Tuesday, April 9, 2013

BOOK REVIEW: Doctor Who (The Wheel of Ice)


The Doctor Who brand continues to expand as its 50th anniversary swings into gear. Its brand managers, showing an admirable understanding of Doctor Who’s strengths, are digging into its history for material. As well as flaunting their youthful and charming cast with a relentless slate of conventions, press tours, and public appearances more befitting the cast of some teen-centric movie franchise, they are commissioning established sci-fi novelists to reach back and expand the mythology of past incarnations of The Doctor, as with 2012’s Second Doctor adventure The Wheel of Ice, by sci-fi writer and mathematician, Stephen Baxter.

A writer with Baxter’s credentials, including co-author credits with Terry Pratchett and Arthur C. Clarke, a four book story cycle wherein he built and destroyed entire species and galaxies, certainly seems a good match for a Doctor Who story. Baxter’s Xeelee books represents one of few notable recent attempts to grapple with the eventual heat death of the universe, along with series three of Doctor Who (10th Doctor and Martha). It's usually a topic speculative fiction writers avoid since its finality kind of tempers the upward-and-outward ethos so beloved of Science Fiction.

For Wheel of Ice Baxter invokes the Second Doctor, he of the ragged jacket, checked trousers and tin whistle. Patrick Troughton as Doctor No. 2 was puckish and impatient. Kindlier than the first Doctor but still of short temper, apt to wear on the nerves of proper authority and, unlike most Doctors, not always interested in the limelight. Often content to hang back and let the “experts” fail before edging in and taking over. It’s a credit to Baxter that the book reads rather bare of style. The characters are sympathetic and the adventure suitably perilous but the author’s voice seems largely absent. Compare that with the frigidly evoked scenes of dread in recent Who novels like Mike Tucker’s Nightmare of Black Island or the post-Douglas Adams whimsy of Gareth Roberts’s Only Human. Wheel of Ice seems rather more like a pristinely evoked episode from 1969, in pearly black and white with Troughton scrambling through corridors and poking at panels of blinking lights and controls.

Another strength of Baxter’s book is the simplicity of his monster.
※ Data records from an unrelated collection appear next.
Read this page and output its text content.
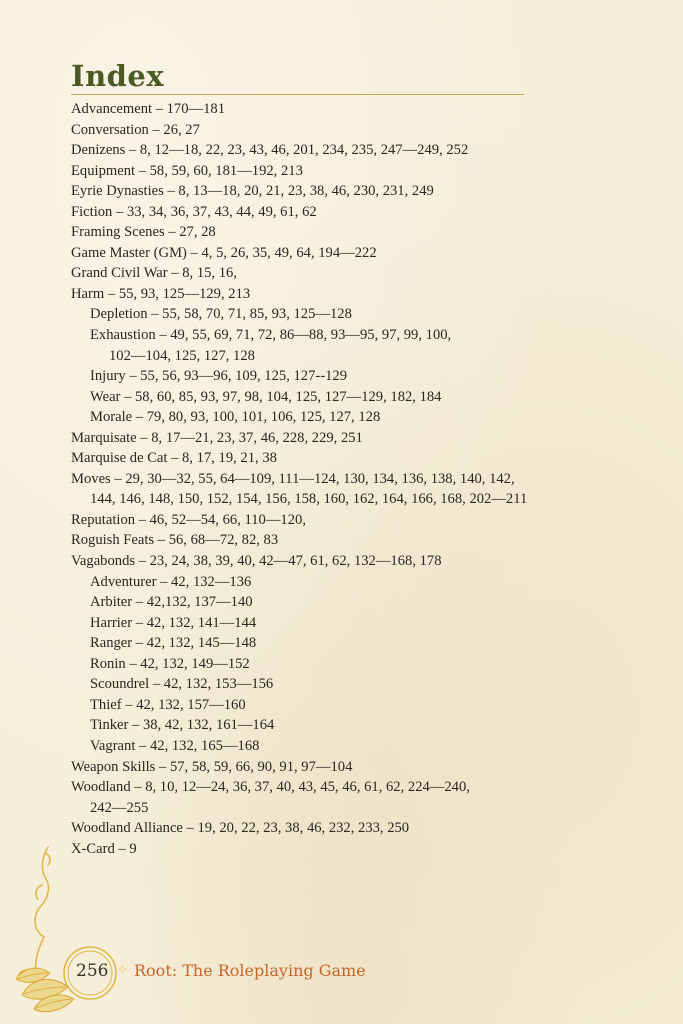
Index
Advancement – 170—181
Conversation – 26, 27
Denizens – 8, 12—18, 22, 23, 43, 46, 201, 234, 235, 247—249, 252
Equipment – 58, 59, 60, 181—192, 213
Eyrie Dynasties – 8, 13—18, 20, 21, 23, 38, 46, 230, 231, 249
Fiction – 33, 34, 36, 37, 43, 44, 49, 61, 62
Framing Scenes – 27, 28
Game Master (GM) – 4, 5, 26, 35, 49, 64, 194—222
Grand Civil War – 8, 15, 16,
Harm – 55, 93, 125—129, 213
Depletion – 55, 58, 70, 71, 85, 93, 125—128
Exhaustion – 49, 55, 69, 71, 72, 86—88, 93—95, 97, 99, 100,
102—104, 125, 127, 128
Injury – 55, 56, 93—96, 109, 125, 127--129
Wear – 58, 60, 85, 93, 97, 98, 104, 125, 127—129, 182, 184
Morale – 79, 80, 93, 100, 101, 106, 125, 127, 128
Marquisate – 8, 17—21, 23, 37, 46, 228, 229, 251
Marquise de Cat – 8, 17, 19, 21, 38
Moves – 29, 30—32, 55, 64—109, 111—124, 130, 134, 136, 138, 140, 142,
144, 146, 148, 150, 152, 154, 156, 158, 160, 162, 164, 166, 168, 202—211
Reputation – 46, 52—54, 66, 110—120,
Roguish Feats – 56, 68—72, 82, 83
Vagabonds – 23, 24, 38, 39, 40, 42—47, 61, 62, 132—168, 178
Adventurer – 42, 132—136
Arbiter – 42,132, 137—140
Harrier – 42, 132, 141—144
Ranger – 42, 132, 145—148
Ronin – 42, 132, 149—152
Scoundrel – 42, 132, 153—156
Thief – 42, 132, 157—160
Tinker – 38, 42, 132, 161—164
Vagrant – 42, 132, 165—168
Weapon Skills – 57, 58, 59, 66, 90, 91, 97—104
Woodland – 8, 10, 12—24, 36, 37, 40, 43, 45, 46, 61, 62, 224—240,
242—255
Woodland Alliance – 19, 20, 22, 23, 38, 46, 232, 233, 250
X-Card – 9
256 ⁘ Root: The Roleplaying Game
Not only can you imagine it clearly, it also remains the sole focus of tension. The Blue Dolls, as envisioned in the book, are clearly visible in the mind’s eye and not crowded out by a slew of other hard-to-picture inventions. Previous Who novels have had trouble with this, particularly Justin Richards’s Resurrection Casket wherein you had to keep a vision of a slew of steam-powered pirate robots balanced with their labyrinthine ship and a murderous beastly apparition with oddly good manners. Baxter’s baddie manifests as an army blue plasticine humanoids, simple.

The story does falter by sticking too closely to the Doctor Who television formula of, ‘high-concept giving way to action for the sake of simplicity.’ Presumably Baxter could have explored the implications of his central device, an alien archive trying to rebuild its self and preserve the memory of an ancient race of aliens. Instead he explains it in simple terms and then loses the thread among action scenes and narrow escapes. That’s fine for TV writers working within a budget and on a tight deadline, but a writer of Baxter’s quality, working in a medium so amenable to unpacking and investigation, might be expected to indulge the imagination a bit more deeply. As it is Wheel of Ice feels like an exceptional story arc from Doctor Who circa 1969, and for that reason is worthwhile and exciting. I just wish it had been a more exceptional novel.